Nesta quarta-feira (15), se esgota o prazo final para conclusão da investigação dos EUA que pode resultar em novo tarifaço de 25% contra uma série de produtos brasileiros Mauro Vieira: 'Temos que esperar o que vai acontecer para examinar e divulgar as medidas que teremos que tomar' — Foto: Marcelo Camargo/Agência Brasil - 18/12/2025 Na véspera da aplicação do novo tarifaço imposto ao Brasil pelos Estados Unidos, o ministro das Relações Exteriores, Mauro Vieira, reforçou que, do lado brasileiro, houve esforço para negociar até o último dia. "Deve ser anunciado em algum momento, brevemente.

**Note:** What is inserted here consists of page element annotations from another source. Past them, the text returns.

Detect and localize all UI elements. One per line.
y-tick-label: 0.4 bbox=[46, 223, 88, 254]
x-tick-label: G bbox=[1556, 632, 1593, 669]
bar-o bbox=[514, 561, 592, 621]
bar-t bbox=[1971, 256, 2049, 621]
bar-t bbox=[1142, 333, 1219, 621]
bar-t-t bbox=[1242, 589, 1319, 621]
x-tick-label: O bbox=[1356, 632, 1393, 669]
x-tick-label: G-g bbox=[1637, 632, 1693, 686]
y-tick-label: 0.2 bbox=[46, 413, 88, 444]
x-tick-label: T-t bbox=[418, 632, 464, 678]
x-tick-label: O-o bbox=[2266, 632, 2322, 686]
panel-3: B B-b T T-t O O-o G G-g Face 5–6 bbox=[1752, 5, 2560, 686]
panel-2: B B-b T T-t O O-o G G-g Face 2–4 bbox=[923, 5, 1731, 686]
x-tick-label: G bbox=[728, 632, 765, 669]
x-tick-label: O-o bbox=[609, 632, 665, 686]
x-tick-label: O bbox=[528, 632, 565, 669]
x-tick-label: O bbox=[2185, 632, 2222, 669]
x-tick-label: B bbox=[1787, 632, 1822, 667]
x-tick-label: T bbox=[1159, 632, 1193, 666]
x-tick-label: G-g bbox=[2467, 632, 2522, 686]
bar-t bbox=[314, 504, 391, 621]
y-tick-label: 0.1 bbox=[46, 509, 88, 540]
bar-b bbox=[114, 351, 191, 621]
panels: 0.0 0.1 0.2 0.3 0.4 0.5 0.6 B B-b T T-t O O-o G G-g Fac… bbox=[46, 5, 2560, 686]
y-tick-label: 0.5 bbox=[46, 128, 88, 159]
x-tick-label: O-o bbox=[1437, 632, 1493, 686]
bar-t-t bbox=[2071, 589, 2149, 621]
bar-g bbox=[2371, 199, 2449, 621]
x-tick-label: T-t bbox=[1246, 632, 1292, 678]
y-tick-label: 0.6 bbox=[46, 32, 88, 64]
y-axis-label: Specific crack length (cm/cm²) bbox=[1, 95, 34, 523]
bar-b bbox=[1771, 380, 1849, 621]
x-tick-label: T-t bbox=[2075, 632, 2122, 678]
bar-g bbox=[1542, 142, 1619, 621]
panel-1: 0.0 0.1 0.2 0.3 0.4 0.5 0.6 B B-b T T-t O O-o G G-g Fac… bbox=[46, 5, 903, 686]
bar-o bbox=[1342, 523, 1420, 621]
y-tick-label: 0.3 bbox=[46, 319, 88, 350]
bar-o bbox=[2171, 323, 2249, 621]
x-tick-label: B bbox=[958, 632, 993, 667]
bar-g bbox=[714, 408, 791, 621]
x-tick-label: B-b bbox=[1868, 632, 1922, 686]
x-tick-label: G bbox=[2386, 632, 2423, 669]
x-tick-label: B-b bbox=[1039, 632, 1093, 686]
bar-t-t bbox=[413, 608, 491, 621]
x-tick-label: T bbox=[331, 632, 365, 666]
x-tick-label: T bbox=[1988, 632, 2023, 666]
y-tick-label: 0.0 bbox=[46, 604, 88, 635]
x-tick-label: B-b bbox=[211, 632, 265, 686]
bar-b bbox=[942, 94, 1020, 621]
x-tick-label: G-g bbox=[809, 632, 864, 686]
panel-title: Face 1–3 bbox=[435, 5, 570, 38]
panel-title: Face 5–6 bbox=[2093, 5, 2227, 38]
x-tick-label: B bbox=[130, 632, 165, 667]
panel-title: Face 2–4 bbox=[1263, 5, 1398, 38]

Vamos ver, examinar a base das tarifas e reagir. Não deixamos de negociar e de conversar até o último momento, até o dia de hoje houve conversas”. “Então, nós temos que esperar o que vai acontecer para examinar e divulgar as medidas que teremos que tomar para equilibrar as tarifas tomadas eventualmente para os Estados Unidos", declarou o ministro a jornalistas, na Federação das Indústrias do Estado de São Paulo (Fiesp), após visita oficial da ministra das Relações Exteriores do Canadá, Anita Anand. Nesta quarta-feira (15), se esgota o prazo final para conclusão da investigação do Escritório do Representante Comercial dos Estados Unidos (USTR) que pode resultar em novo tarifaço de 25% contra uma série de produtos brasileiros. Questionado sobre um possível adiamento da aplicação da sobretaxa, Vieira reforçou que o governo aguarda a posição das autoridades americanas para pensar em uma reação. "Temos que esperar para saber o que vai acontecer. Não somos nós que estamos anunciando nenhuma medida. O que nós podemos anunciar é que estamos há mais de um ano negociando com os Estados Unidos e discutindo todas as possibilidades. Nós temos muitos mecanismos, temos vários instrumentos e temos que examinar como vai ser. Nada pode ser dito ou feito antes que se saiba o que vai acontecer. Pode ser amanhã, pode ser um pouco mais à frente, e essa é a nossa posição", disse. Como noticiou o Valor, a expectativa inicial era que o governo pudesse propor uma lista de exceções para os EUA, em uma estratégia semelhante à que foi adotada quando o presidente Donald Trump anunciou a primeira leva de tarifas, em julho do ano passado. Pela proximidade com as eleições, alguns negociadores do Executivo consideram que, neste momento, há pouco espaço para discutir exceções ou flexibilizações com a Casa Branca.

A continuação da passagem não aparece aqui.